I thought I'd post my experience of replacing the timing chain on my Fabia 1 with the 1.2 AZQ three cylinder engine.

It's always been a very reliable car and a great starter in all weathers despite constant central locking problems and sporadic suspension rattles. Last week I got in the car and it wouldn't start, it just churned over and over on the starter. I'd used it a few times during the day and it was fine then. I tried a couple of more times then left it half an hour in case I'd flooded it. I tried again later and still the same, it didn't even try to start. I went in the house, got on the internet forums and pretty quickly determined my timing had slipped. The next day I removed each metal cap over the end of the camshafts (not that easy as the inlet one is recessed) and with cylinder 1 at TDC could see that the groove in exhaust camshaft was at 45 degrees (20 to 2 on a clock face) compared to the horizontal position it should have been in matching the inlet cam.

I got a Febi modified chain kit (30607) and a locking tool kit from eBay.

It's not a job you can do on your own really as you need someone to hold various pulleys and sprockets steady as you undo or tighten them but isn't that bad if you do things methodically and with care.

For starters it took my friend and me nearly half an hour just undoing the mega-tight 18mm bolt in the middle of the crank pulley. At one point we even had a trolley jack under the tommy bar and extension to impart more leverage and it was just lifting the car. It finally went by pulling forwards from under the front of the car. Why they don't just put four bolts in like early VW group cars I'll never know. The sump isn't too bad but some of the many 5mm allen headed screws are obscured slightly by the exhaust downpipe. You can get at them with patience but it's awkward. A long ball-headed 5mm allen key would have been ideal. One of the screws right at the front had a damaged head but because there was a projection on the engine casting right in front of it I couldn't get the mole grips on it. The screws have very shallow heads and have a shoulder on them too so there's nothing to grip. Another poor design. It eventually lost its grip when I carefully tapped it round with a small sharp cold chisel. 

We took off the long alternator belt next but should have left it on as it makes it easier holding the water pump pulley steady to undo the three 6mm allen screws. The alternator is a very tight fit on the engine and needs a fair bit of careful levering and twisting to get it free. 

Removing the crank position/speed sensor is an absolute **** of a job. It took me half an hour just trying to locate it. It's right below the inlet manifold near cylinder number three and extremely difficult to access. I found it best to lie on my back and reach up above the engine side drive shaft. You can just see the sensor but not the 5mm allen screw that holds it to the engine so it's all done by feel. I eventually managed with a 6" long extension bar on a 1/4" drive ratchet. Again I think a long ball headed 5mm allen key would be better as you can only get at the screw head at a slight angle. 

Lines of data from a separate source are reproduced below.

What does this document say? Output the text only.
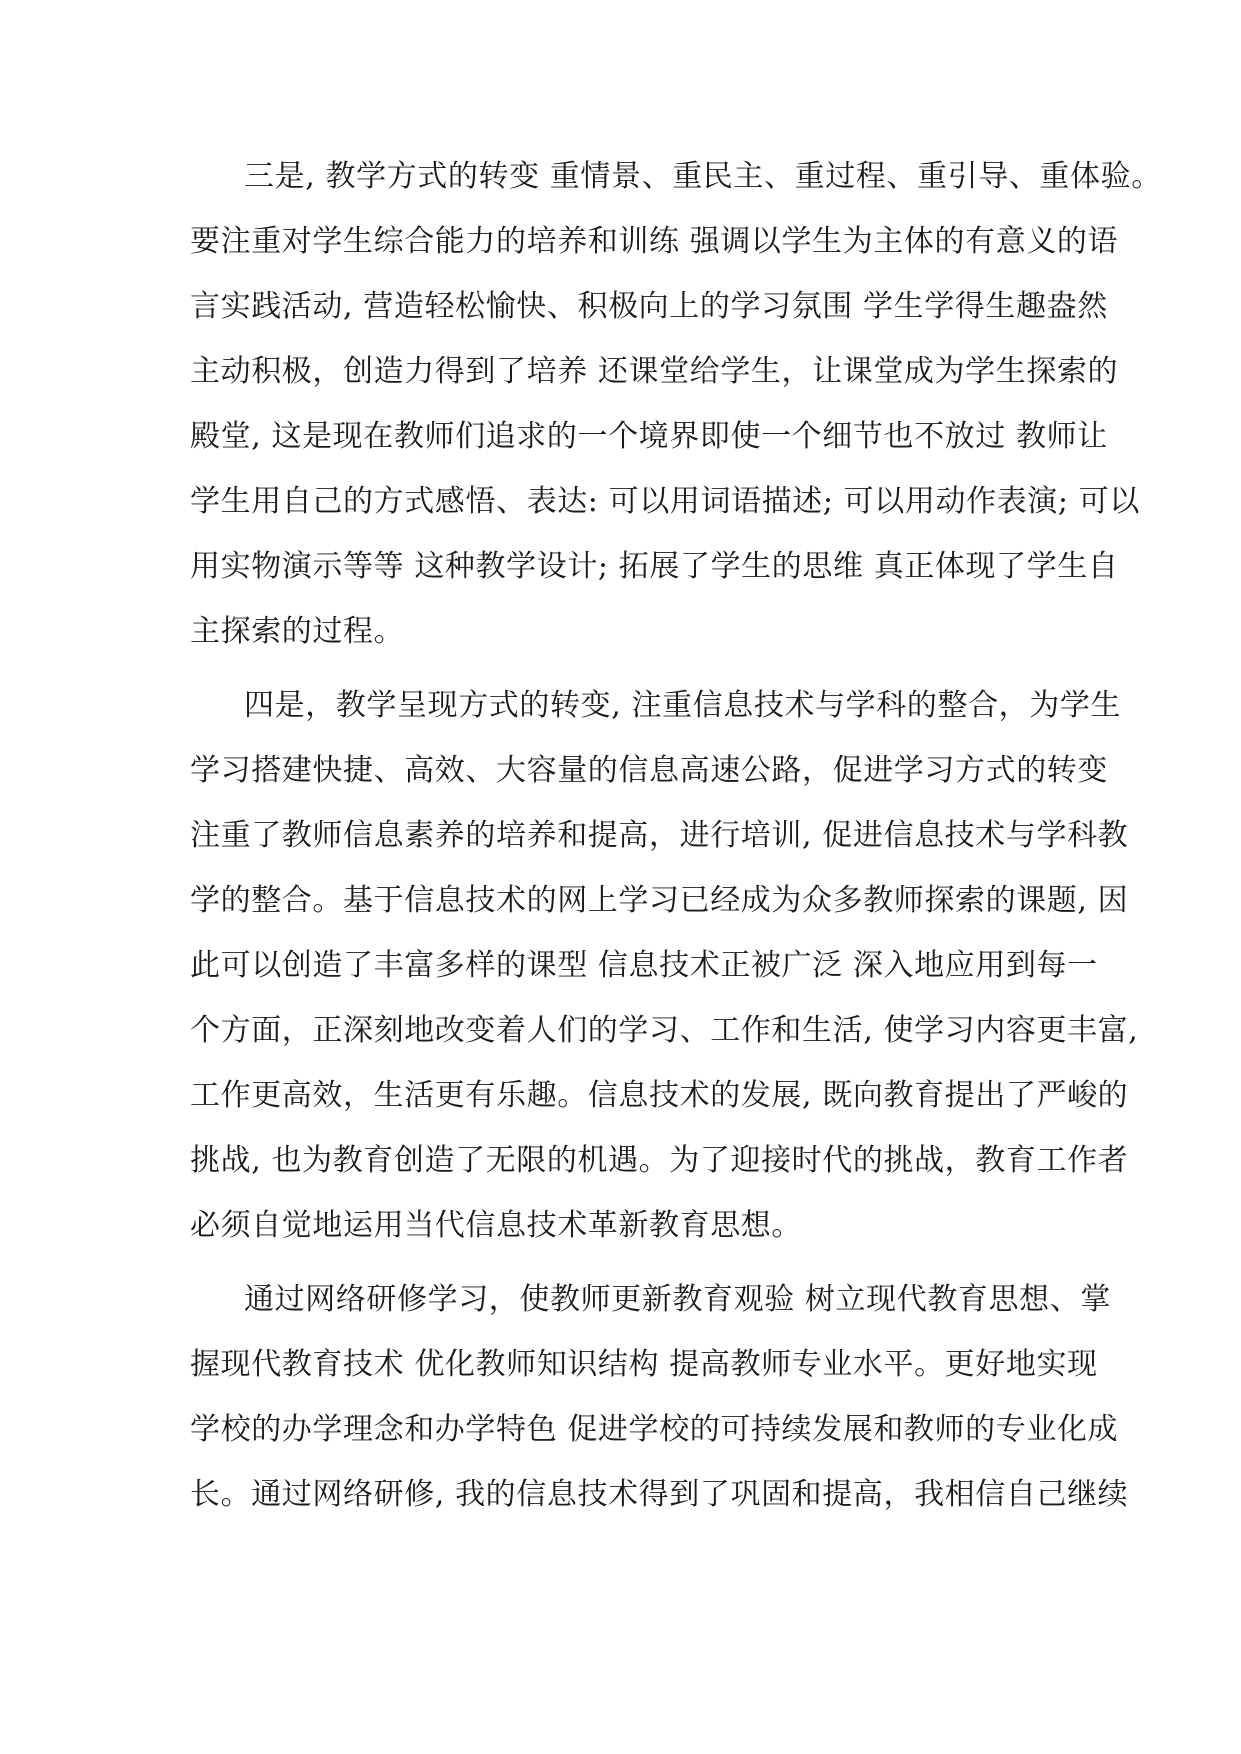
三是, 教学方式的转变 重情景、重民主、重过程、重引导、重体验。
要注重对学生综合能力的培养和训练 强调以学生为主体的有意义的语
言实践活动, 营造轻松愉快、积极向上的学习氛围 学生学得生趣盎然
主动积极，创造力得到了培养 还课堂给学生，让课堂成为学生探索的
殿堂, 这是现在教师们追求的一个境界即使一个细节也不放过 教师让
学生用自己的方式感悟、表达: 可以用词语描述; 可以用动作表演; 可以
用实物演示等等 这种教学设计; 拓展了学生的思维 真正体现了学生自
主探索的过程。
四是，教学呈现方式的转变, 注重信息技术与学科的整合，为学生
学习搭建快捷、高效、大容量的信息高速公路，促进学习方式的转变
注重了教师信息素养的培养和提高，进行培训, 促进信息技术与学科教
学的整合。基于信息技术的网上学习已经成为众多教师探索的课题, 因
此可以创造了丰富多样的课型 信息技术正被广泛 深入地应用到每一
个方面，正深刻地改变着人们的学习、工作和生活, 使学习内容更丰富,
工作更高效，生活更有乐趣。信息技术的发展, 既向教育提出了严峻的
挑战, 也为教育创造了无限的机遇。为了迎接时代的挑战，教育工作者
必须自觉地运用当代信息技术革新教育思想。
通过网络研修学习，使教师更新教育观验 树立现代教育思想、掌
握现代教育技术 优化教师知识结构 提高教师专业水平。更好地实现
学校的办学理念和办学特色 促进学校的可持续发展和教师的专业化成
长。通过网络研修, 我的信息技术得到了巩固和提高，我相信自己继续
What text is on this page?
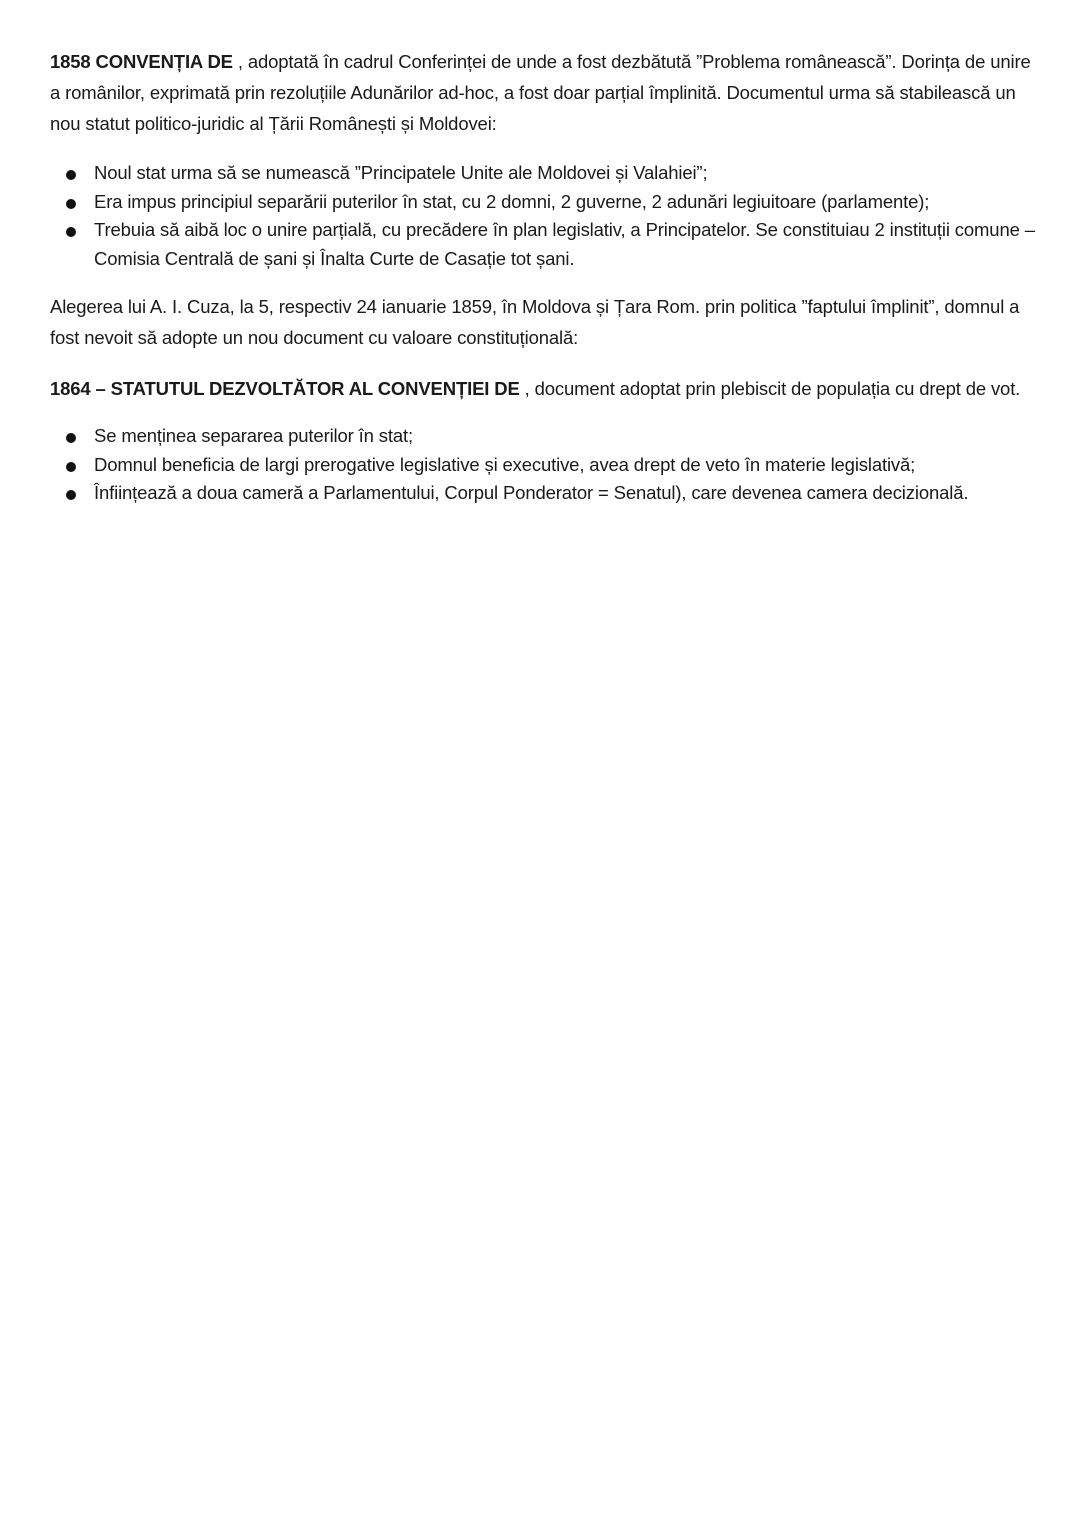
1858 CONVENȚIA DE , adoptată în cadrul Conferinței de unde a fost dezbătută ”Problema românească”. Dorința de unire a românilor, exprimată prin rezoluțiile Adunărilor ad-hoc, a fost doar parțial împlinită. Documentul urma să stabilească un nou statut politico-juridic al Țării Românești și Moldovei:

Noul stat urma să se numească ”Principatele Unite ale Moldovei și Valahiei”;
Era impus principiul separării puterilor în stat, cu 2 domni, 2 guverne, 2 adunări legiuitoare (parlamente);
Trebuia să aibă loc o unire parțială, cu precădere în plan legislativ, a Principatelor. Se constituiau 2 instituții comune – Comisia Centrală de șani și Înalta Curte de Casație tot șani.

Alegerea lui A. I. Cuza, la 5, respectiv 24 ianuarie 1859, în Moldova și Țara Rom. prin politica ”faptului împlinit”, domnul a fost nevoit să adopte un nou document cu valoare constituțională:

1864 – STATUTUL DEZVOLTĂTOR AL CONVENȚIEI DE , document adoptat prin plebiscit de populația cu drept de vot.

Se menținea separarea puterilor în stat;
Domnul beneficia de largi prerogative legislative și executive, avea drept de veto în materie legislativă;
Înființează a doua cameră a Parlamentului, Corpul Ponderator = Senatul), care devenea camera decizională.
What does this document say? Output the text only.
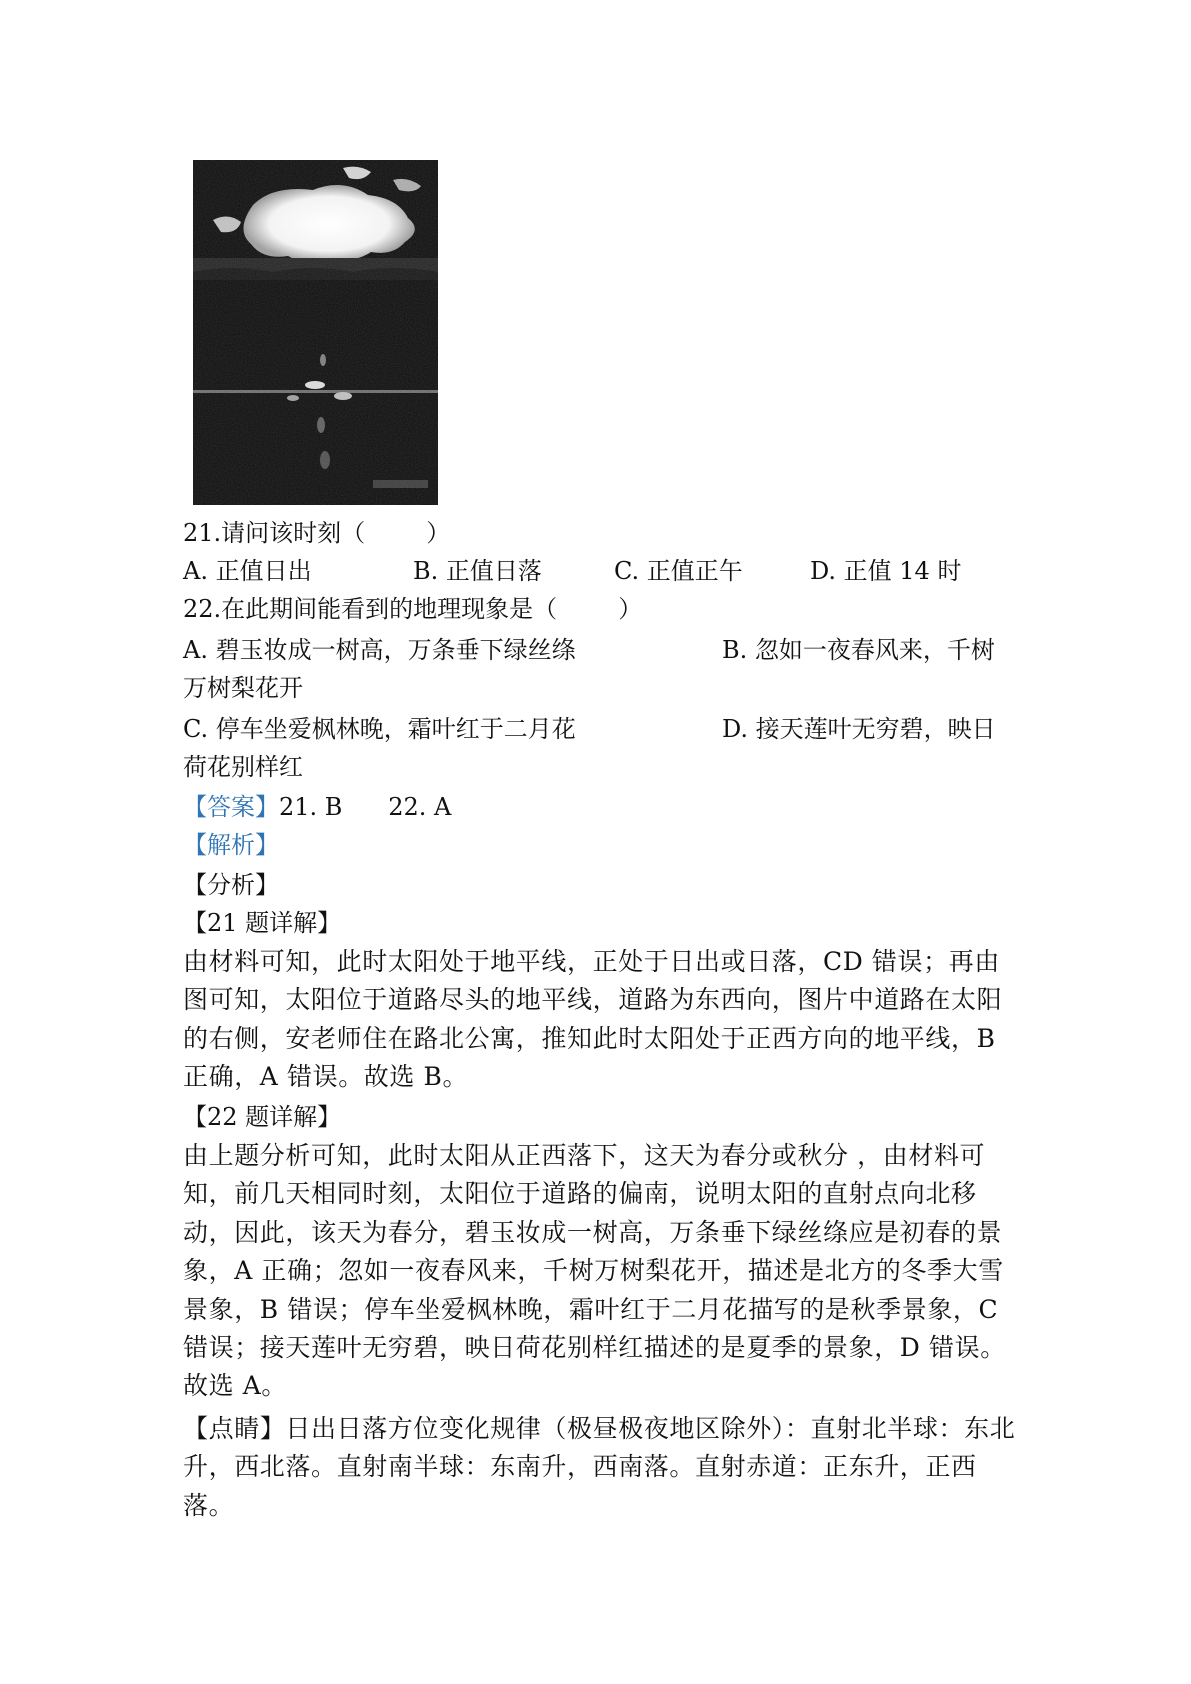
21.请问该时刻（        ）
A. 正值日出	B. 正值日落	C. 正值正午	D. 正值 14 时
22.在此期间能看到的地理现象是（        ）
A. 碧玉妆成一树高，万条垂下绿丝绦	B. 忽如一夜春风来，千树
万树梨花开
C. 停车坐爱枫林晚，霜叶红于二月花	D. 接天莲叶无穷碧，映日
荷花别样红
【答案】21. B      22. A
【解析】
【分析】
【21 题详解】
由材料可知，此时太阳处于地平线，正处于日出或日落，CD 错误；再由图可知，太阳位于道路尽头的地平线，道路为东西向，图片中道路在太阳的右侧，安老师住在路北公寓，推知此时太阳处于正西方向的地平线，B 正确，A 错误。故选 B。
【22 题详解】
由上题分析可知，此时太阳从正西落下，这天为春分或秋分 ，由材料可知，前几天相同时刻，太阳位于道路的偏南，说明太阳的直射点向北移动，因此，该天为春分，碧玉妆成一树高，万条垂下绿丝绦应是初春的景象，A 正确；忽如一夜春风来，千树万树梨花开，描述是北方的冬季大雪景象，B 错误；停车坐爱枫林晚，霜叶红于二月花描写的是秋季景象，C 错误；接天莲叶无穷碧，映日荷花别样红描述的是夏季的景象，D 错误。故选 A。
【点睛】日出日落方位变化规律（极昼极夜地区除外）：直射北半球：东北升，西北落。直射南半球：东南升，西南落。直射赤道：正东升，正西落。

The engine mount has to come off next and as I didn't have an engine support bar I had to support the engine from underneath on a jack. There's room to put a piece of protective wood between the oil pump and exhaust downpipe to rest on the jack.

Once all the various screws and splined bolts were removed (it's easy to overlook the recessed 5mm allen screw above the crank pulley) the timing chain cover came off with no problem.

I was worried that some valves might have been bent so with the locking tool inserted through the crank speed sensor hole into the flywheel and the other in the inlet camshaft we undid the bolt on the exhaust camshaft sprocket which then turned itself to almost the right position to insert its locking tool. We then nipped the bolt up and screwed a compression tester in turn into each of the cylinders. Each hand turn of the engine needed the usual force to get it up to the compression stroke with all the expected hissing sounds and all three went up to forty pounds so we assumed that the valves were indeed all closing properly.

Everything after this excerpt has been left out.